Jeff Bezos, Amazon CEO and richest person in the world , has amassed his wealth by being creative and trying out unorthodox solutions to problems.

It seems he and his wife MacKenzie use the same approach for their children's education.

"We tried all sorts of things ... Mandarin lessons, the Singapore math program, and lots of clubs and sports with other neighborhood kids," MacKenzie told Vogue.

Learning a second language has been proven to offer educational benefits, and team activities help to create well-adjusted kids. But what exactly is the Singapore math program MacKenzie mentioned?

Singapore math is an approach to teaching mathematics in schools called the "mastery approach." It's particularly prevalent in Shanghai, China, and Singapore.

Under the mastery approach, students learn a specific concept before moving on to more complex ideas, in a rigidly linear progression, Alexei Vernitski , a senior lecturer at the University of Essex, wrote in The Conversation.

When using the mastery approach in Shanghai, students aren't broken into separate groups depending on their perceived intellectual abilities. Instead, students all perform the same work at the same time before mastering and advancing to the next concept together.
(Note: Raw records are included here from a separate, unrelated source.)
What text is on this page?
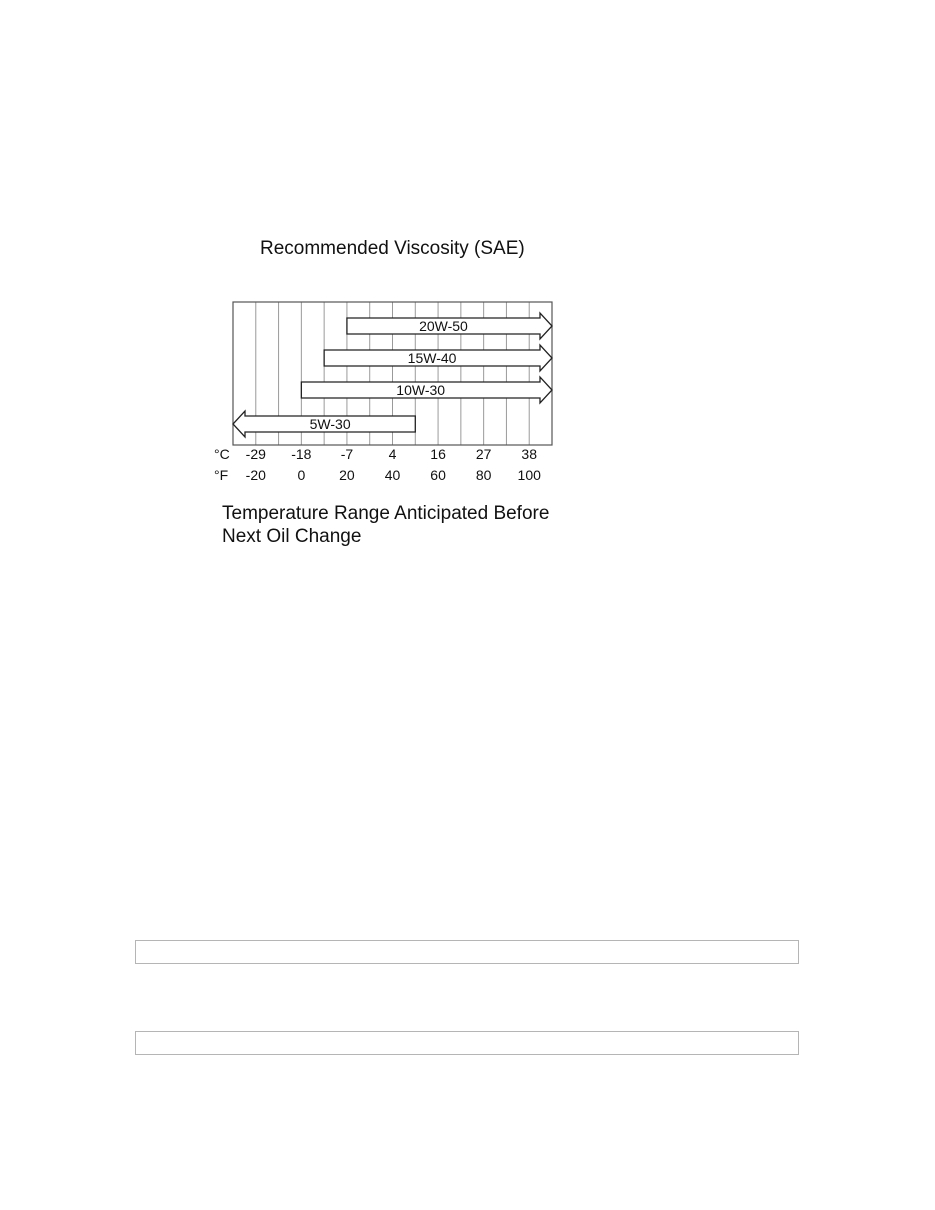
Recommended Viscosity (SAE)
20W-50
15W-40
10W-30
5W-30
°C
°F
-29
-20
-18
0
-7
20
4
40
16
60
27
80
38
100
Temperature Range Anticipated Before
Next Oil Change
By contrast, US schools teach math using the "mindset approach," which aims to teach students to have a more intuitive understanding of math concepts and starts with a broader concept before breaking down a math problem into the specific steps for solving.
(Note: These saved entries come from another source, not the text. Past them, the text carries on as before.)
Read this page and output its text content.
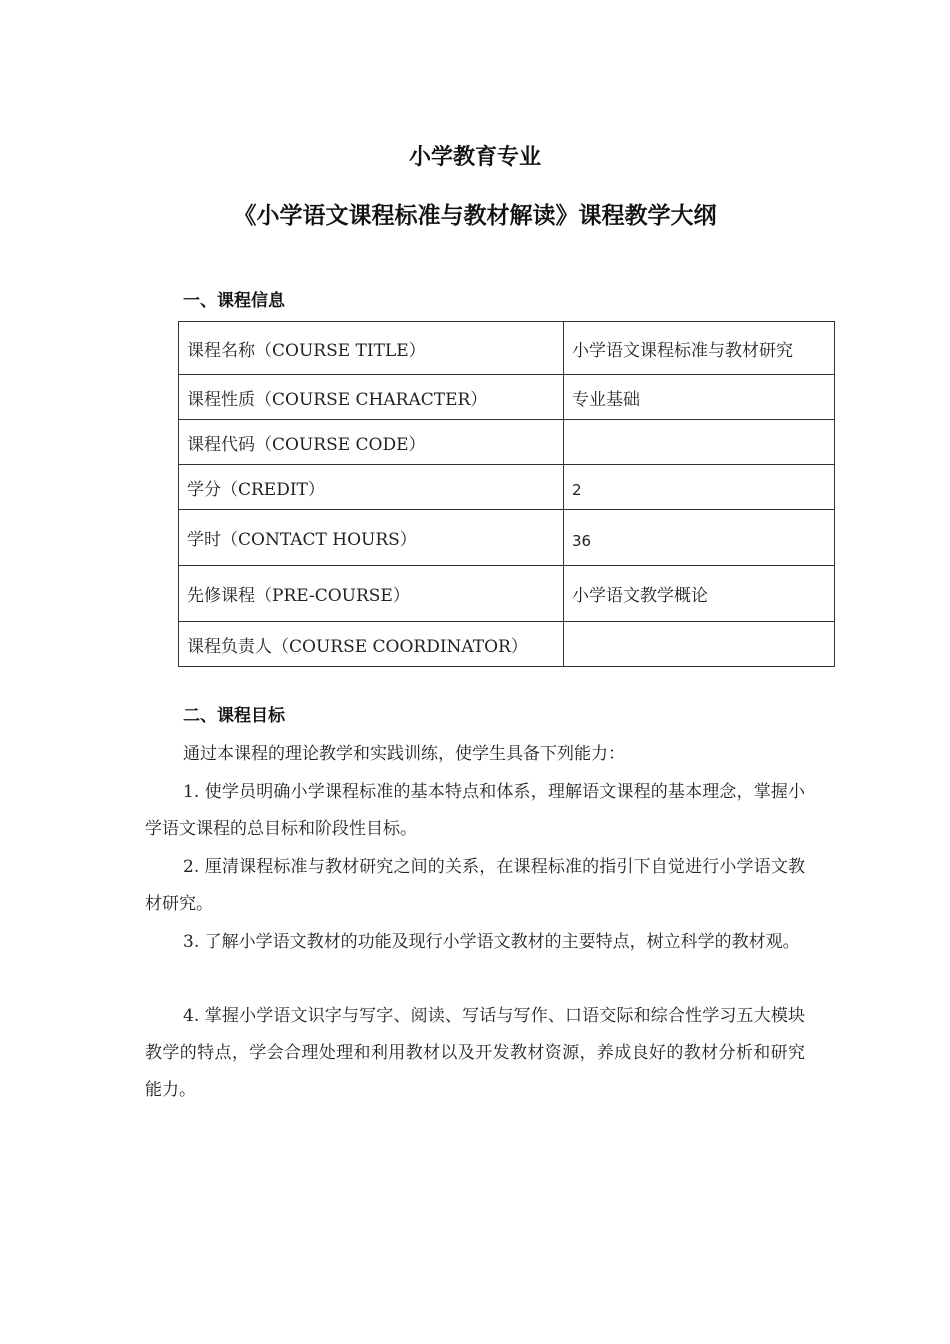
小学教育专业
《小学语文课程标准与教材解读》课程教学大纲
一、课程信息
课程名称（COURSE TITLE）	小学语文课程标准与教材研究
课程性质（COURSE CHARACTER）	专业基础
课程代码（COURSE CODE）	
学分（CREDIT）	2
学时（CONTACT HOURS）	36
先修课程（PRE-COURSE）	小学语文教学概论
课程负责人（COURSE COORDINATOR）	
二、课程目标

通过本课程的理论教学和实践训练，使学生具备下列能力：

1. 使学员明确小学课程标准的基本特点和体系，理解语文课程的基本理念，掌握小学语文课程的总目标和阶段性目标。

2. 厘清课程标准与教材研究之间的关系，在课程标准的指引下自觉进行小学语文教材研究。

3. 了解小学语文教材的功能及现行小学语文教材的主要特点，树立科学的教材观。

4. 掌握小学语文识字与写字、阅读、写话与写作、口语交际和综合性学习五大模块教学的特点，学会合理处理和利用教材以及开发教材资源，养成良好的教材分析和研究能力。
For example, "A mindset-approach teacher can introduce addition via joining two heaps of cardboard counters (or other props) together, explore properties of addition via activities, and only then break the process of adding numbers into procedural steps," Vernitski explained.
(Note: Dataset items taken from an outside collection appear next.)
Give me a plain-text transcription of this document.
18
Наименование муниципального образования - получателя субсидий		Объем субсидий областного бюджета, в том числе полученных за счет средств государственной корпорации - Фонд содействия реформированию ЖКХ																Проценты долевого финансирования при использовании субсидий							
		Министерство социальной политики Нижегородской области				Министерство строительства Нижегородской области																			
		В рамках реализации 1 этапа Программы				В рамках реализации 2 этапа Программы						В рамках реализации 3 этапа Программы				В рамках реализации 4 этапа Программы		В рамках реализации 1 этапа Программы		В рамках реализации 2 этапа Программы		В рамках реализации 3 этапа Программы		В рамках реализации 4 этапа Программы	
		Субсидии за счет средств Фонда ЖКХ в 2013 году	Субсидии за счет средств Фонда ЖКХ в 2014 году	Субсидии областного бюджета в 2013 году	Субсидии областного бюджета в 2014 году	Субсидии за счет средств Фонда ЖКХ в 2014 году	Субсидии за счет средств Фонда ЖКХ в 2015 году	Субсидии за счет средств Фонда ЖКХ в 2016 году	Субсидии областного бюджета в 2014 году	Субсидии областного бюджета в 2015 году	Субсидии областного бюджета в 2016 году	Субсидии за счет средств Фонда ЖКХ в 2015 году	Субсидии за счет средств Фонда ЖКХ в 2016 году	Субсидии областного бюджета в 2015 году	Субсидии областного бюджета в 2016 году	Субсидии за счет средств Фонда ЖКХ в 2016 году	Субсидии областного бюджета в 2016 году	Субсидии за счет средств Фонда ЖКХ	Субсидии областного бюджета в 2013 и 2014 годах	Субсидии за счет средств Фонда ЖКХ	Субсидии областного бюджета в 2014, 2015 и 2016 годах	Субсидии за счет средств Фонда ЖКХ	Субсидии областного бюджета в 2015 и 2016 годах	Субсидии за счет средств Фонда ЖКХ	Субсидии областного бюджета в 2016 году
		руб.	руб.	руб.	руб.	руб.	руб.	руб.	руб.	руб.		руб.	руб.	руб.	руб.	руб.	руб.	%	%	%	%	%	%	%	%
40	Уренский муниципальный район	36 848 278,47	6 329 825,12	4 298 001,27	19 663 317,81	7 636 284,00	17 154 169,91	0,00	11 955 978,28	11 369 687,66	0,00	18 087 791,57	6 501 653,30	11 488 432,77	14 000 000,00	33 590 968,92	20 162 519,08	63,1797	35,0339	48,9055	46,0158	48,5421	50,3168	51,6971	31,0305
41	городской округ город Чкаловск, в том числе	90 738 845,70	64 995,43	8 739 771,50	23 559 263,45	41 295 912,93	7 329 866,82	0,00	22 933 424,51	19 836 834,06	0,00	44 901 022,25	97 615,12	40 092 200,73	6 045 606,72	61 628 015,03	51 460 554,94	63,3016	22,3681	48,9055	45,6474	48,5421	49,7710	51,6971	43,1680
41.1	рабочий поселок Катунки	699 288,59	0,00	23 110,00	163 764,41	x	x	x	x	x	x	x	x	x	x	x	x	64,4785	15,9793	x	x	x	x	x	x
A 2015 study of 140 schools in the UK by the UCL Institute of Education and Cambridge University found that the mastery approach improved the speed with which students learned math skills.

And on the 2015 PISA - a world-wide exam that tests 15-year-old in math, science, and reading - Singapore was the top-performing country in each subject.

Though unconventional in American schools, the Bezos family could be giving their kids an advantage in math.